14. The method as claimed in claim 13, wherein any one of said sub-fields is any one of said selective erasing sub-fields other than the first selective erasing sub-field and the last two selective erasing sub-fields.

15. The method as claimed in claim 13, wherein a gray level sum of said sub-fields arranged into said at least two low gray level sub-fields is 32.

16. The method as claimed in claim 13, wherein a gray level sum of said sub-fields arranged into said at least two low gray level sub-fields is less than 32 which is obtained by eliminating a portion of the low gray level sub-fields.

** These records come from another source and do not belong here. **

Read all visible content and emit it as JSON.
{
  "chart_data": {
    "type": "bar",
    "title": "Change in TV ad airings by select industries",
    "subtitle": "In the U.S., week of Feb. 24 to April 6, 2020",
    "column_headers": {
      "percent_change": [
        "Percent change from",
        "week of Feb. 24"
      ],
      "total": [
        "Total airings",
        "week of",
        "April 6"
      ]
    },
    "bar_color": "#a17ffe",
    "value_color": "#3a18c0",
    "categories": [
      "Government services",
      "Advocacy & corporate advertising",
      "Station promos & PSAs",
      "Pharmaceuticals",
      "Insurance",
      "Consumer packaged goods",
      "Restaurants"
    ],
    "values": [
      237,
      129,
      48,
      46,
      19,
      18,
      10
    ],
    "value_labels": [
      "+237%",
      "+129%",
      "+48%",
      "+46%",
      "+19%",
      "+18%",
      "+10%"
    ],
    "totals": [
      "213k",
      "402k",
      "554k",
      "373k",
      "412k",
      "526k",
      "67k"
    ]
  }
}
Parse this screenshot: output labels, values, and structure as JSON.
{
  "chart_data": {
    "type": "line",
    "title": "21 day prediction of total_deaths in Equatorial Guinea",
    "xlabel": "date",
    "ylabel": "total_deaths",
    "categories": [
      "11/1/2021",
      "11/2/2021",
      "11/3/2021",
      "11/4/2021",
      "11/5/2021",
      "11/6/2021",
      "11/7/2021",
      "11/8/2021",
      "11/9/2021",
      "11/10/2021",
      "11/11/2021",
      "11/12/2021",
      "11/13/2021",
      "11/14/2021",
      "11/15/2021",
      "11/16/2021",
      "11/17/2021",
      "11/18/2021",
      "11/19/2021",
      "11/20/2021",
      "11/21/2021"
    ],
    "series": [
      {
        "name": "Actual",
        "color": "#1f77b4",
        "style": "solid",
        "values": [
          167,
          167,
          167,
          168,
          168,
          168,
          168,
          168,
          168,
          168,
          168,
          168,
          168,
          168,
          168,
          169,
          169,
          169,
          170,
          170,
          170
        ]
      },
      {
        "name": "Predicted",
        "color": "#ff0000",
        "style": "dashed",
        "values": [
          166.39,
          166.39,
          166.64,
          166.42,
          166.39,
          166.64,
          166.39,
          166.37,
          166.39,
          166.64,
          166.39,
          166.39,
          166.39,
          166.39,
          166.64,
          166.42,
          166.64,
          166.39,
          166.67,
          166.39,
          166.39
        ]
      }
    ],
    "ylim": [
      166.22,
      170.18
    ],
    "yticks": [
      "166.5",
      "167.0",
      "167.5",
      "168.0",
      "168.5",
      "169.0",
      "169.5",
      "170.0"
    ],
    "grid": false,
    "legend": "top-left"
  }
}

17. The method as claimed in claim 14, wherein said selected and divided low gray level sub-fields are comprised of sub-fields employing a selective writing scheme.

18. The method as claimed in claim 17, wherein said sub-field using the selective erasing scheme, being positioned in succession of any one sub-field of said selective erasing sub-fields divided into said low gray level sub-fields, is converted into a sub-field using a selective writing scheme.

19. The method as claimed in claim 15, wherein said at least two low gray level sub-fields have gray level arrangement shapes such as (1,2,4,8,16), (2,2,4,8,16), (4,4,8,16) and (8,8,16).

20. The method as claimed in claim 16, wherein said at least two low gray level sub-fields have gray level arrangement shapes such as (2,4,8,16) and (4,8,16).